Ambiziosa e affascinante è la mostra che rende omaggio a Piero della Francesca, artista principe dell’arte rinascimentale. Fino al 22 luglio sono state riunite al Museo nazionale d’arte medievale e moderna di Arezzo un centinaio di opere, alcune ricondotte in città per l’occasione, oltre a lavori di artisti che lo influenzarono o che attinsero alla sua lezione. Parliamo di Domenico Veneziano, Fra Carnevale, Pisanello, Leon Battista Alberti, Bono da Ferrara, Jacopo Bellini, Luca Signorelli, Rogier Van der Weyden, Pietro Perugino, Melozzo da Forlì, Lorenzo da Viterbo, Antoniazzo Romano.
La mostra, però, non si esaurisce al museo che affronta la presenza di Piero nelle corti a partire da Ferrara a Rimini a Roma, Perugia, Firenze e Urbino. Si tratta invece di un percorso con tappa in San Francesco ad Arezzo, nella sua casa di Sansepolcro e a Monterchi.
“È una mostra concepita per presentare uno dei più grossi restauri del
secolo scorso, il restauro della Leggenda della Vera Croce in San
Francesco di Arezzo, durato 16 anni e che ha riguardato uno dei
capolavori della pittura europea”, racconta a Mondointasca Carlo
Bertelli, curatore della mostra e autore di monografie dedicate
all’artista, insieme a Giangiacomo Martines e Antonio Paolucci.
“L’idea che è venuta a tutti noi – spiega – è quella di affrontare il tema delle corti, perché in questo modo si sottolinea un’ambivalenza di Piero: il suo radicamento nel territorio (infatti il programma della mostra è stato chiamato Terre di Piero) e nello stesso tempo la sua presenza nelle corti e la grande influenza che esercitò nell’arte italiana”.

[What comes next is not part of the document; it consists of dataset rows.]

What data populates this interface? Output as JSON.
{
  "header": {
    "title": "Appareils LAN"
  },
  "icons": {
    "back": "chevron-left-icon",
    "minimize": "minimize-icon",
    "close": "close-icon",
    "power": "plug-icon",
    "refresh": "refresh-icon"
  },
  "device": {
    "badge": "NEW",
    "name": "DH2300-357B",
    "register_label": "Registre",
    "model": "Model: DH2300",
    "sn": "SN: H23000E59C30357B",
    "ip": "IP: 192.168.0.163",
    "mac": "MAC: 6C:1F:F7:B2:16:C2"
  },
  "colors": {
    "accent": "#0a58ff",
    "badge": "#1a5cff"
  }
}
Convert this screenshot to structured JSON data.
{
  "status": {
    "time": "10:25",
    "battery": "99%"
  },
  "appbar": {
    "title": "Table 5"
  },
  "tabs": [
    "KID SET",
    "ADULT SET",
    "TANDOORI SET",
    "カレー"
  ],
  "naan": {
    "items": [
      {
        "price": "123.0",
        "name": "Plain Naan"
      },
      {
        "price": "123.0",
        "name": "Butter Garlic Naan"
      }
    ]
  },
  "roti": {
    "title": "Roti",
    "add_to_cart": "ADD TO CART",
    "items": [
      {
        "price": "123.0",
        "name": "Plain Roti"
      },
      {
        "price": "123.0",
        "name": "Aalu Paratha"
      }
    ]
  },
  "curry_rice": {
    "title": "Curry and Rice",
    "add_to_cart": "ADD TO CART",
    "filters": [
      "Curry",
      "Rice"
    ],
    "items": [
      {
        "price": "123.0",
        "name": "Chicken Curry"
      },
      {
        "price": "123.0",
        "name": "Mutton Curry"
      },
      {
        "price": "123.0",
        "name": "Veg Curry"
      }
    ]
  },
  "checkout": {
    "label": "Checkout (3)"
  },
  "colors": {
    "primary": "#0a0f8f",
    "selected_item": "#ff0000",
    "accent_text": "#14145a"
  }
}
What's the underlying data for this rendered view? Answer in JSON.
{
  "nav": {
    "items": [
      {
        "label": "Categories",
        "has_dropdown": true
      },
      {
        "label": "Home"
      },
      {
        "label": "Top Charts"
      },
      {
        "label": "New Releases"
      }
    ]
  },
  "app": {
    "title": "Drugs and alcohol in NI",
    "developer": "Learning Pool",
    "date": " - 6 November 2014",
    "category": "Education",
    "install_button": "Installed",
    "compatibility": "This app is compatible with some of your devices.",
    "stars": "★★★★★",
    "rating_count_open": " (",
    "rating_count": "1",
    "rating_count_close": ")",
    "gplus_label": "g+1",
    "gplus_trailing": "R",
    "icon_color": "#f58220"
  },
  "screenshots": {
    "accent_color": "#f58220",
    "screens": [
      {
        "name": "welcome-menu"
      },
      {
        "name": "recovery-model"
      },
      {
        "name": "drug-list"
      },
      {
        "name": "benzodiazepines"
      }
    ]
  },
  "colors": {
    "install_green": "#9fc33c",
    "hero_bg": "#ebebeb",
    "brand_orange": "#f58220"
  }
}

Nel tempo trascorso dal restauro (cioè dal 1992) ad oggi, sono state fatte parecchie scoperte. “Oggi sappiamo che Piero era nel 1450 ad Ancona – riferisce Bertelli – ed è stato anche a Modena, a Bologna, anche se in queste ultime due città non abbiamo tracce del suo lavoro. Questo ci spiega come mai Piero così precocemente abbia influito sulla pittura modenese e bolognese, prima di essere a Ferrara e divenire una figura principe nella prima fase della pittura ferrarese”.
Il problema principale nell’immaginare una mostra del genere era
l’assenza di tracce, di ciò che Piero fece quando era a Roma e fu sotto
Nicolò V e Pio II dal 1455 al 1459, e quando era a Ferrara dove ciò che
fece venne distrutto, e ad Ancona. Solo a Rimini è rimasto un affresco
e nient’altro.
“Quindi – sostiene Bertelli – era difficile fare una mostra di riflessi. Inoltre, un altro problema era quello di sapere dove Piero avesse imparato. Non di sicuro a San Sepolcro, che era una comunità molto modesta. Effettivamente doveva aver imparato a Firenze. Una grande fortuna per l’esposizione è stato ritrovare un dipinto della giovinezza di Piero – adesso in America, ma che abbiamo esposto – che risale al 1435, cioè quattro anni prima della documentazione della sua presenza a Firenze. Attraverso questo dato possiamo ipotizzare che la personalità di Piero si configura molto presto. Inoltre, abbiamo motivo di credere che la data di nascita più probabile sia il 1412. E se si pensa che morì nel 1492 si può osservare che Piero ha avuto una vita lunga: ben 80 anni in cui ha sempre lavorato, come pittore o, come negli ultimi tempi, in qualità di teorico”.
In mostra, infatti, vi è un codice di Archimede “Il trattato sulle spirali”, scoperto recentemente, scritto a mano da Piero. “Significa – rivela il critico – che Piero conosceva il latino ed era in grado non solo di copiare il trattato ma anche di illustrarlo; era capace di capire il problema, individuare i diagrammi e le misure precise corrispondenti ai teoremi di Archimede”. In mostra vi è anche la tavola del 1435, di grande interesse non solo sul fronte ma anche su retro “dove – racconta Bertelli – c’è un progetto di tarsia prospettica. Questo ci indica che Piero nel ’35 a Firenze è tra gli iniziatori della nuova fase di ricerca prospettica attraverso le tarsie.